Determine whether $R$ is an equivalence relation: $xRy$ if $\cos(x)^2+\sin(y)^2=1$ I'm having troubles with this question. I understand that for a relation to be equivalent, it needs to be reflexive, symmetric, and transitive.
So far I've split this problem into 3 sections, one to check each requirement.
But am I overthinking it?  Can I just state that:
Using Pythagoras' theorem, $((\cos(x))^2)+((\sin(x))^2)=1$, so we see that $x = y$. So $x$ is related to $y$ by equality, therefore this relation is an equivalence relation.
 A: You cannot say that, because $x,y$ may be different values; that is to say, we need not have
$$\cos^2(x) + \sin^2(y) = 1$$
As an example, take $x = 0, y = \pi/2$. Then $\cos(x) = \sin(y) = 1$ and thus the sum of their squares is $2$.
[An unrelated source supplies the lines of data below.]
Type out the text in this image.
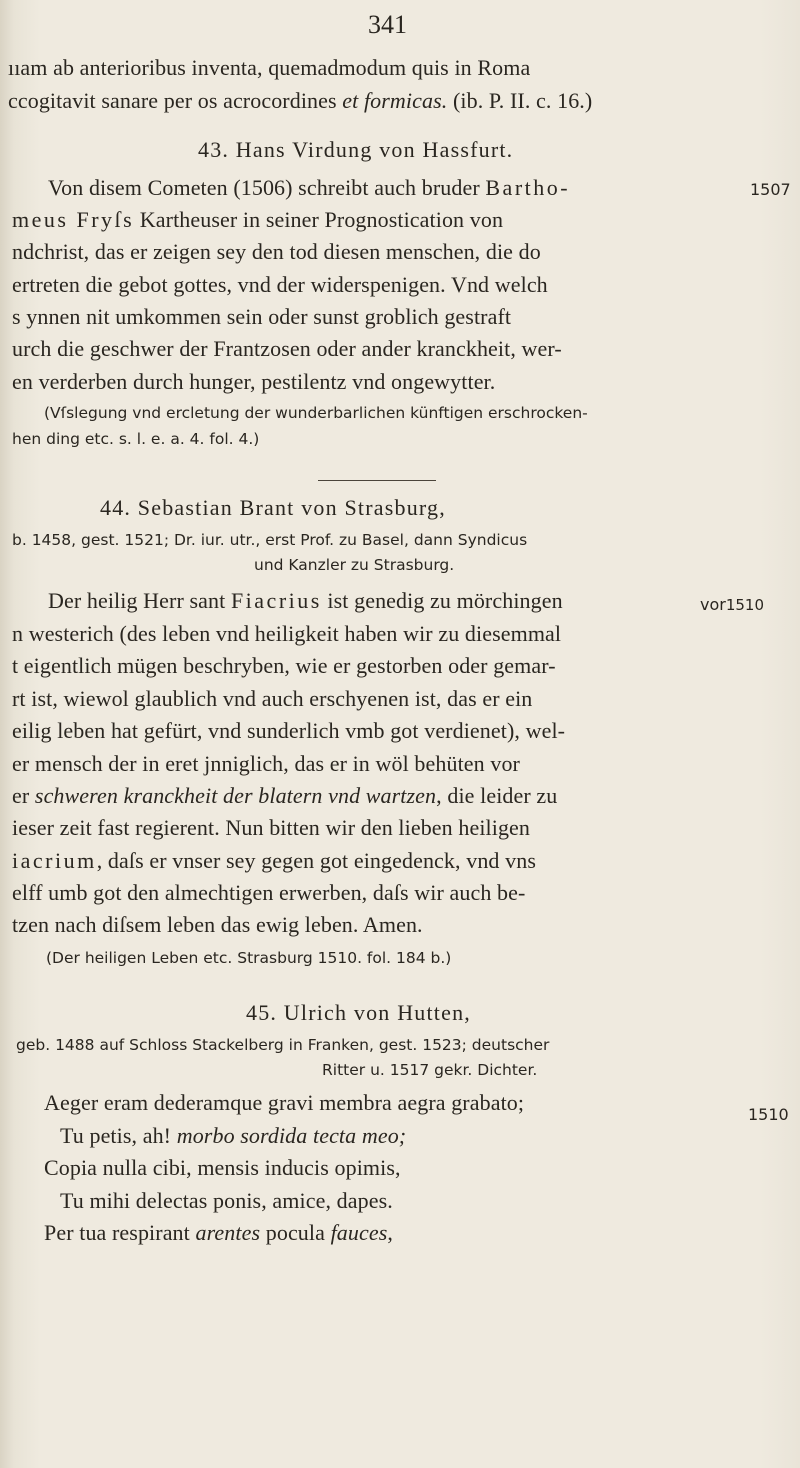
341
ııam ab anterioribus inventa, quemadmodum quis in Roma
ccogitavit sanare per os acrocordines et formicas. (ib. P. II. c. 16.)
43. Hans Virdung von Hassfurt.
Von disem Cometen (1506) schreibt auch bruder Bartho-	1507
meus Fryſs Kartheuser in seiner Prognostication von
ndchrist, das er zeigen sey den tod diesen menschen, die do
ertreten die gebot gottes, vnd der widerspenigen. Vnd welch
s ynnen nit umkommen sein oder sunst groblich gestraft
urch die geschwer der Frantzosen oder ander kranckheit, wer-
en verderben durch hunger, pestilentz vnd ongewytter.
(Vſslegung vnd ercletung der wunderbarlichen künftigen erschrocken-
hen ding etc. s. l. e. a. 4. fol. 4.)
44. Sebastian Brant von Strasburg,
b. 1458, gest. 1521; Dr. iur. utr., erst Prof. zu Basel, dann Syndicus
und Kanzler zu Strasburg.
Der heilig Herr sant Fiacrius ist genedig zu mörchingen	vor1510
n westerich (des leben vnd heiligkeit haben wir zu diesemmal
t eigentlich mügen beschryben, wie er gestorben oder gemar-
rt ist, wiewol glaublich vnd auch erschyenen ist, das er ein
eilig leben hat gefürt, vnd sunderlich vmb got verdienet), wel-
er mensch der in eret jnniglich, das er in wöl behüten vor
er schweren kranckheit der blatern vnd wartzen, die leider zu
ieser zeit fast regierent. Nun bitten wir den lieben heiligen
iacrium, daſs er vnser sey gegen got eingedenck, vnd vns
elff umb got den almechtigen erwerben, daſs wir auch be-
tzen nach diſsem leben das ewig leben. Amen.
(Der heiligen Leben etc. Strasburg 1510. fol. 184 b.)
45. Ulrich von Hutten,
geb. 1488 auf Schloss Stackelberg in Franken, gest. 1523; deutscher
Ritter u. 1517 gekr. Dichter.
Aeger eram dederamque gravi membra aegra grabato;	1510
Tu petis, ah! morbo sordida tecta meo;
Copia nulla cibi, mensis inducis opimis,
Tu mihi delectas ponis, amice, dapes.
Per tua respirant arentes pocula fauces,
Granted, this argument does work if $x=y$, i.e. if we're showing $xRx$. But you cannot conclude $R$ is an equivalence relation from that alone.
A: You are correct that the rule is important, but that is not what it says.


*

*Witness that $\cos(0)^2+\sin(\pi)^2=1$, so $\cos(x)^2+\sin(y)^2=1$ does not entail that $x=y$.
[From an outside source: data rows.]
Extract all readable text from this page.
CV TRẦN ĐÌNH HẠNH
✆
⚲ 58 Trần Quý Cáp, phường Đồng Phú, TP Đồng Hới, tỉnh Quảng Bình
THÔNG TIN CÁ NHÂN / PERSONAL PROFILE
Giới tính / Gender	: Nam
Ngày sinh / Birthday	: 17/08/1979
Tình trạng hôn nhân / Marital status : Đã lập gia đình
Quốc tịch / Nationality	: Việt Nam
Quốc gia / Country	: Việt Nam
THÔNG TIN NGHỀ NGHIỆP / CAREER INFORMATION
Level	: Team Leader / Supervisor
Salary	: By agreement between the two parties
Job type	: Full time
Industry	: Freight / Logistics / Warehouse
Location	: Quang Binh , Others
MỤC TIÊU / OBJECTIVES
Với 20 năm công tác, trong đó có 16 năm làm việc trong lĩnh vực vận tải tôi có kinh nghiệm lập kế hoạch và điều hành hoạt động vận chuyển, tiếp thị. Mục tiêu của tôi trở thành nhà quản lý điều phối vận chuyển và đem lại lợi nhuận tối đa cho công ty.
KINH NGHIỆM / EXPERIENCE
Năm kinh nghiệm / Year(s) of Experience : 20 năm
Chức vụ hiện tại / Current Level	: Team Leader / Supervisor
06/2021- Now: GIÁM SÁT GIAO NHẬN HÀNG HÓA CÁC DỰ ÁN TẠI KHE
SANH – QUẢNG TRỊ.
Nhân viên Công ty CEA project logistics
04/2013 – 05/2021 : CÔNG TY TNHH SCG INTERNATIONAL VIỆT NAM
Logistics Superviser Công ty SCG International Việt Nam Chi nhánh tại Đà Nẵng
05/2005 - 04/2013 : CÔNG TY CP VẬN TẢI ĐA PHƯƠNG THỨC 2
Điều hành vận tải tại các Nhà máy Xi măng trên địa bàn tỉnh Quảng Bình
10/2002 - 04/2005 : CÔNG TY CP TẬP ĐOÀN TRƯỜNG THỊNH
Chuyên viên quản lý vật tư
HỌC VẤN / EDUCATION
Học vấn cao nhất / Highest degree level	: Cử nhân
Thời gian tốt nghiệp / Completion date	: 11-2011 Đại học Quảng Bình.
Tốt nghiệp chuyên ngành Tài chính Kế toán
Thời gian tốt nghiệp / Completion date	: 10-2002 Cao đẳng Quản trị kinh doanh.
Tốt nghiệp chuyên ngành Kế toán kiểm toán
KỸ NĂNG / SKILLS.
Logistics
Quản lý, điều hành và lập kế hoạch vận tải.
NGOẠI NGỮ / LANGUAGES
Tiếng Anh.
Now Pythagoras's Rule does say that for all $x$, $\cos^2(x)+\sin^2(x)=1$, so you can conclude $R$ is reflexive.
Now for symmetry, 


*

*Consider $\cos^2(x)+\sin^2(y)=(1-\sin^2(x))+(1-\cos^2(y))$. 

*So for any $x,y$, if $\cos^2(x)+\sin^2(y)=1$, then ...
Likewise for transitivity. 


*

*For any $x,y,z$, if $\cos^2(x)+\sin^2(y)=1$ and $\cos^2(y)+\sin^2(z)=1$, then ...

A: Given any non-empty set $X$ and some function $f\colon X\to Y$ the relation $R_f$ defined by $x R_f y \iff f(x)=f(y)$ is an equivalence relation. Your case is $X=Y=\mathbb{R}$ and $f:=\sin^2$ since as already mentioned $\cos^2(x)+\sin^2(x)=1$ and thus $\cos(x)^2+\sin(y)^2=1$ is equivalent to $\sin^2(x)=\sin^2(y)$.